Berjaya-led Philippine Gaming Management Corp. has accused the present management of PCSO of favoring Pacific Online Systems Corp. by allowing the company to enter in what it deems to be its “exclusive” Luzon territory without any bidding.
In a text message on Wednesday, Pacific Online chairman Willy Ocier said as PGMC’s contract was “extended” in 2007, “it’s a new ball game already … No more winning or losing bidder.”
PGMC won the bidding to provide and service lottery equipment for PCSO in 1993 covering the whole Philippines but the government decided to award to Pacific Online the Visayas-Mindanao territory. PGMC was given only Luzon as its exclusive territory.
“Pacific Online was considered a winning bidder as well in 1993 because we were awarded Vis-Min,” Ocier said in a text message, reacting to PGMC’s statement.
“PCSO is the regulator and operator of all lottery games nationwide. PGMC & Pacific Online are systems and service providers. We have no business dictating to the PCSO & government,” Ocier said.
PGMC lamented that the PCSO had been “relentless in its efforts to bring PGMC down,” demanding for the reduction in rental rates on the lotto equipment by as much as 50 percent but giving Pacific Online better deals.
“The Senate Blue Ribbon Committee and COA (Commission on Audit) had criticized the contracts of PGMC & Pacific Online as being disadvantageous to government. We chose to renegotiate with PCSO instead of putting up legal blockades,” Ocier said.
“We gave major concessions to allow PCSO to save lots of money & channel those funds to charity,” he said.

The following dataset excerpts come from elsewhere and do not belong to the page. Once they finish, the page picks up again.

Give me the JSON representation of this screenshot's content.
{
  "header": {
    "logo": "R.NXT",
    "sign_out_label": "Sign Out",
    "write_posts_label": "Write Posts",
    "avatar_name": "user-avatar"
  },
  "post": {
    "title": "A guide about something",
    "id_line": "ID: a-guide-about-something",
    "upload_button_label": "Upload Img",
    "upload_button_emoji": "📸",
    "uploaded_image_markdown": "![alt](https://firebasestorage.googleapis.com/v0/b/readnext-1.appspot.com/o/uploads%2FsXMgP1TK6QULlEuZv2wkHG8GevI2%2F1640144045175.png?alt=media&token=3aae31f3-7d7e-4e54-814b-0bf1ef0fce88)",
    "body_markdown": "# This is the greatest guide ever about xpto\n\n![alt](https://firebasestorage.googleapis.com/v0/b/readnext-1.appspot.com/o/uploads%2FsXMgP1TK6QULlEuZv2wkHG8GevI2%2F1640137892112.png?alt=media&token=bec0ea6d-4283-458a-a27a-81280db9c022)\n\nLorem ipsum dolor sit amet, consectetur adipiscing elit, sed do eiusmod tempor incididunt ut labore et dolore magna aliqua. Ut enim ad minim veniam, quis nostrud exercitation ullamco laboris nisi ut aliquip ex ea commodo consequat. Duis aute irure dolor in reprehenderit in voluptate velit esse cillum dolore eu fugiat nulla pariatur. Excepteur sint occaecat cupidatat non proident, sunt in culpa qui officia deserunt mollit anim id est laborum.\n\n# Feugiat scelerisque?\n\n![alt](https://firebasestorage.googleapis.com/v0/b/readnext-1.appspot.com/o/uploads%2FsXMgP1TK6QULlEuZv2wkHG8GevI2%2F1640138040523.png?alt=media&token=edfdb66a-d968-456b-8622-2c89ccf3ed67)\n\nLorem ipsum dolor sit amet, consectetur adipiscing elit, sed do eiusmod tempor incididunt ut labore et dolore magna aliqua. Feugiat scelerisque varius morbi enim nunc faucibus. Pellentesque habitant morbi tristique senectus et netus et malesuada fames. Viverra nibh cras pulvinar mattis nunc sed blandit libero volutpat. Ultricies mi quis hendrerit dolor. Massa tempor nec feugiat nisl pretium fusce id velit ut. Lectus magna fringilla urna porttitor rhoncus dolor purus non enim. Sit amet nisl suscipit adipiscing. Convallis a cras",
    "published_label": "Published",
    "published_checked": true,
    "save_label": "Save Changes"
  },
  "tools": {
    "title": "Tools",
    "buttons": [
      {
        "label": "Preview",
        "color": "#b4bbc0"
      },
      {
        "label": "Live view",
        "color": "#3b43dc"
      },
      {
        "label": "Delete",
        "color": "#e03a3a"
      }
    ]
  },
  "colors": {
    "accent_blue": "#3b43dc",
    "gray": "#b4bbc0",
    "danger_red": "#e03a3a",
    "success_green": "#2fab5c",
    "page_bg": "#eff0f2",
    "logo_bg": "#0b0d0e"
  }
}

According to Jose Bernas, legal counsel of PGMC, the PCSO had directed PGMC early this year to reduce its rental rates from 10 percent–which was in effect under its present contract until 2015–to 6.5 percent. Later, PCSO revised its dictated rate reduction to 7.85 percent and demanded that PGMC absorb the paper cost, currently borne by PCSO, which is equivalent to 1.5 percent, effectively demanding that PGMC bring its rate down from 10 percent to 6.35 percent.
Bernas noted that Pacific Online, in contrast, was made to lower the rentals on its existing terminals in Visayas-Mindanao down to only 9.85 percent. In addition, he said Pacific Online was allowed to intrude into Luzon, PGMC’s territory, supplying machines at 7.85 percent rent without the cost of paper while its contract was also extended indefinitely beyond March 2013.